Il est important de retenir les conséquences du travail sur l’action entrepris par Tchekhov : les micro-actions66

prennent plus de valeur que la « grande action » qui voit son réseau de sens se décentrer. Ce qui se joue se situe dans l’intervalle entre les actions, les relations entre les personnages, etc. Le jeu se fonde sur la manière dont les protagonistes se parlent et dont les choses sont dites et non plus sur ce qui est dit. L’opposition omniprésente apporte de la matière au jeu dramatique et une profondeur de sens, accentuée par la distorsion de l’énonciation. Enfin, il est important de rappeler que l’action concrète chez Tchekhov s’apparente à un manque d’urgence temporelle, que nous appellerons un élément compresseur.

1.2.2 Le temps

C’est, sans conteste, l’un des éléments les plus importants de la dramaturgie tchekhovienne. C’est sur le temps que repose la recherche thématique.

Le temps de ces pièces donne une impression de lenteur extrême, c’est la mise en scène de La Cerisaie faite par Peter Brook en 1985, qui donna un autre rythme à ces pièces. Peter Brook a mis le temps de la scène au diapason de celui de la salle. Ainsi les spectateurs vivent en temps réel, comme s’il s’agissait de la vérité, ce qui se joue dans le temps de la représentation pour les personnages. Malgré tout, il est important de constater qu’entre les actes de longs moments passent. Ainsi entre l’acte III et l’acte IV de La Cerisaie, deux ans se sont écoulés. Lorsque Tchekhov intègre ce long laps de temps entre les actes, le temps de l’entre-scène prend la même valeur que celui du roman.

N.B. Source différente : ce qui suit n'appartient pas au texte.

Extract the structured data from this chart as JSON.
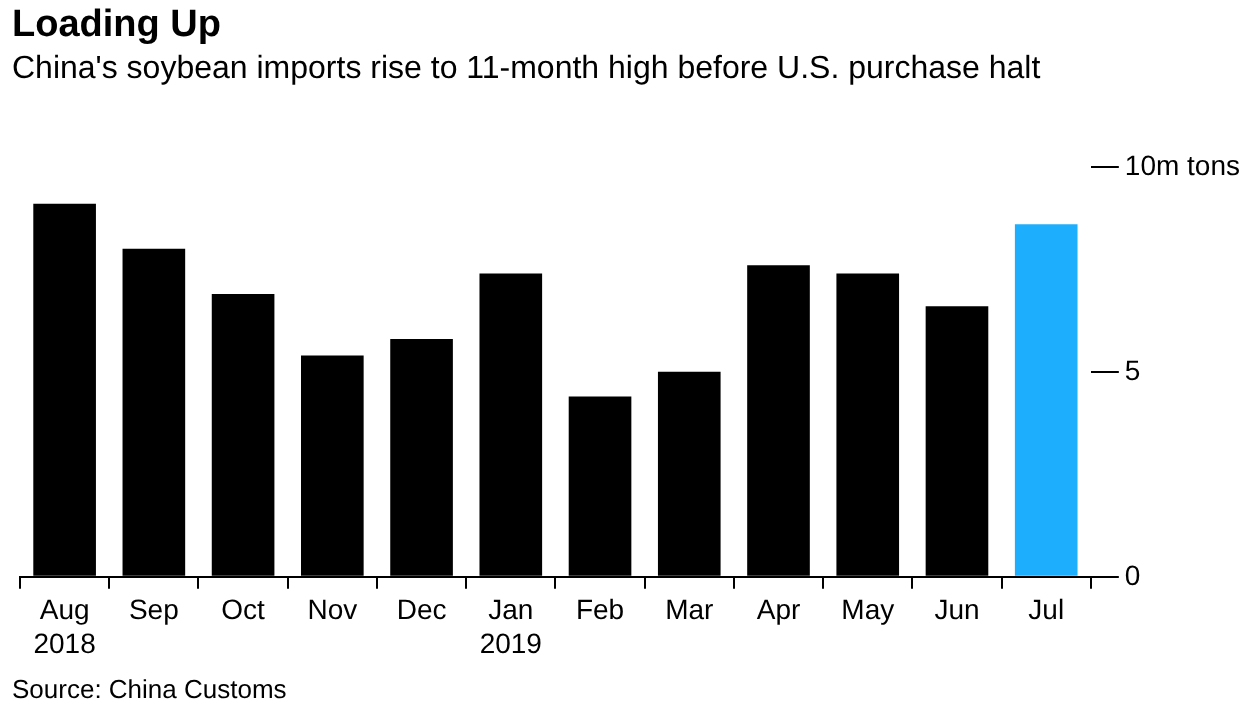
{
  "chart_data": {
    "type": "bar",
    "title": "Loading Up",
    "subtitle": "China's soybean imports rise to 11-month high before U.S. purchase halt",
    "categories": [
      "Aug 2018",
      "Sep",
      "Oct",
      "Nov",
      "Dec",
      "Jan 2019",
      "Feb",
      "Mar",
      "Apr",
      "May",
      "Jun",
      "Jul"
    ],
    "values": [
      9.1,
      8.0,
      6.9,
      5.4,
      5.8,
      7.4,
      4.4,
      5.0,
      7.6,
      7.4,
      6.6,
      8.6
    ],
    "colors": [
      "#000000",
      "#000000",
      "#000000",
      "#000000",
      "#000000",
      "#000000",
      "#000000",
      "#000000",
      "#000000",
      "#000000",
      "#000000",
      "#1eaefe"
    ],
    "ylim": [
      0,
      10
    ],
    "yticks": [
      0,
      5,
      {
        "value": 10,
        "label": "10m tons"
      }
    ],
    "grid": false,
    "annotations": [
      "Source: China Customs"
    ]
  }
}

Chez Tchekhov, les personnages superposent deux temporalités différentes : celle de de l’univers représenté (le temps de la scène) et celle du discours le représentant. Ici, l’idée se décale un peu, dans le sens où il s’agit d’un discours représentant l’action qui a déjà eu lieu ou qui aura lieu dans le futur. Les personnages ont tendance à se raconter et à commenter ce qu’ils font. Les sujets de conversations sur le temps qu’il fait permettent à Tchekhov d’accentuer l’impression d’ennui. Le temps est le sujet de conversation de prédilection de celui qui ne sait pas de quoi parler. Dans un autre ordre d’idées, ce sujet de conversation permet d’asseoir le personnage dans le temps de la représentation. Il est au présent puisqu’il parle de ce qui se passe autour de lui et permet aux spectateurs d’imaginer l’environnement. Le temps devient alors producteur d’espace, en plus d’appeler l’imaginaire organique des spectateurs.